Special Session 24
Conservation Laws for Fluid and Transport Models: Analysis and Numerics
Organizers: Fabio Ancona (University of Padua, Italy), Eduardo Abreu (State University of Campinas, Brazil), Maria Teresa Chiri (Queen’s University, Canada)
MSC codes: 35L65; 35Lxx; 35A35; 35Q89; 65M08; 76-XX: 49N45
Description:
The scope of this Special Session is to bring together researchers working on first-order hyperbolic partial differential equations, including systems of conservation laws, balance laws, non-local models, and control problems, from both theoretical and applied perspectives. The session aims to foster interaction between different mathematical communities and to promote interdisciplinary research bridging modeling, analysis, and numerical computation. The focus is on recent developments in the mathematical and numerical study of conservation laws, with particular attention to applications in fluid dynamics, shallow water models, traffic flow, and related continuum descriptions. Contributions addressing analytical properties, asymptotic regimes, and computational methods are equally welcome. The session will cover, among others, the following topics:
- hyperbolic systems of conservation and balance laws;
- relaxation methods and asymptotic limits;
- fluid dynamics and shallow water equations;
- non-local models in traffic flow and fluid mechanics;
- qualitative and quantitative analysis of solutions;
- numerical analysis and computational methods for hyperbolic PDEs;
- applications involving real-world phenomena.

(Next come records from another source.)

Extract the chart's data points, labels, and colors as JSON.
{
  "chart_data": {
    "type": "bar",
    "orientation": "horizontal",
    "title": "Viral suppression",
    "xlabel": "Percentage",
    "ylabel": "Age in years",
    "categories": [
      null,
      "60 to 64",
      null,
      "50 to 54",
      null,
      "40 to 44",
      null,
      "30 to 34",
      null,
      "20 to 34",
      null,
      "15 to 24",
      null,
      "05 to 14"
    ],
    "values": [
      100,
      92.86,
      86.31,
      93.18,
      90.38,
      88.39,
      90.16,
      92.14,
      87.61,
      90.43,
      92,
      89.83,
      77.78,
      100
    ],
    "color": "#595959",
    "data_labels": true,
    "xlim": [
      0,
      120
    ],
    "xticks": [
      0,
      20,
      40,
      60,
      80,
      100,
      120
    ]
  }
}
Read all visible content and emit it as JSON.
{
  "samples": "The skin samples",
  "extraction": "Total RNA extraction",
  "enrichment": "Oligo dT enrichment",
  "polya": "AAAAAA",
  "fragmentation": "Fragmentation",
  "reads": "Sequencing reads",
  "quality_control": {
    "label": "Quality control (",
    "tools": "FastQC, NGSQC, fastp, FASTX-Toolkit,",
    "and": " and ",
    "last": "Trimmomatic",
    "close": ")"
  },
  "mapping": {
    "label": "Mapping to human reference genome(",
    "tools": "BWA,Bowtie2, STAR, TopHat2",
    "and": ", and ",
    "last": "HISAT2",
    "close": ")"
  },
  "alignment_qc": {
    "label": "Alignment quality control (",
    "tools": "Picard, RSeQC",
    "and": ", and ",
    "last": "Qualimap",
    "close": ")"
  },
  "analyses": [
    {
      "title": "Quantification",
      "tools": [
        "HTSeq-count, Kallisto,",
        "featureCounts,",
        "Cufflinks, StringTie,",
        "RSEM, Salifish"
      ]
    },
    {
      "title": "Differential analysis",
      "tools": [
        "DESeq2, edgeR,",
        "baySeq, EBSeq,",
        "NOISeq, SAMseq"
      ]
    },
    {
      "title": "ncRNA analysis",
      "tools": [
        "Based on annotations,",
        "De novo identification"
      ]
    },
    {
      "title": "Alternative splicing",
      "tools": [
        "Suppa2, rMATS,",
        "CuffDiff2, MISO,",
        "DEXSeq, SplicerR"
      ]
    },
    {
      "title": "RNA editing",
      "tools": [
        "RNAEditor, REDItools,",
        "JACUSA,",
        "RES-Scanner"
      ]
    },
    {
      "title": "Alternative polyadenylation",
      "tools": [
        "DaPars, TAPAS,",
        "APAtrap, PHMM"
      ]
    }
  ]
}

Conservation laws exhibit complex solution behavior, including wave interactions and shock formation, and play a central role in the modeling of many physical systems. Their intrinsically multidisciplinary nature makes the field particularly suitable for fostering collaborations and for the training of young researchers. This Special Session aims to provide a forum for the exchange of ideas between Italian and Brazilian researchers working on hyperbolic equations and their applications.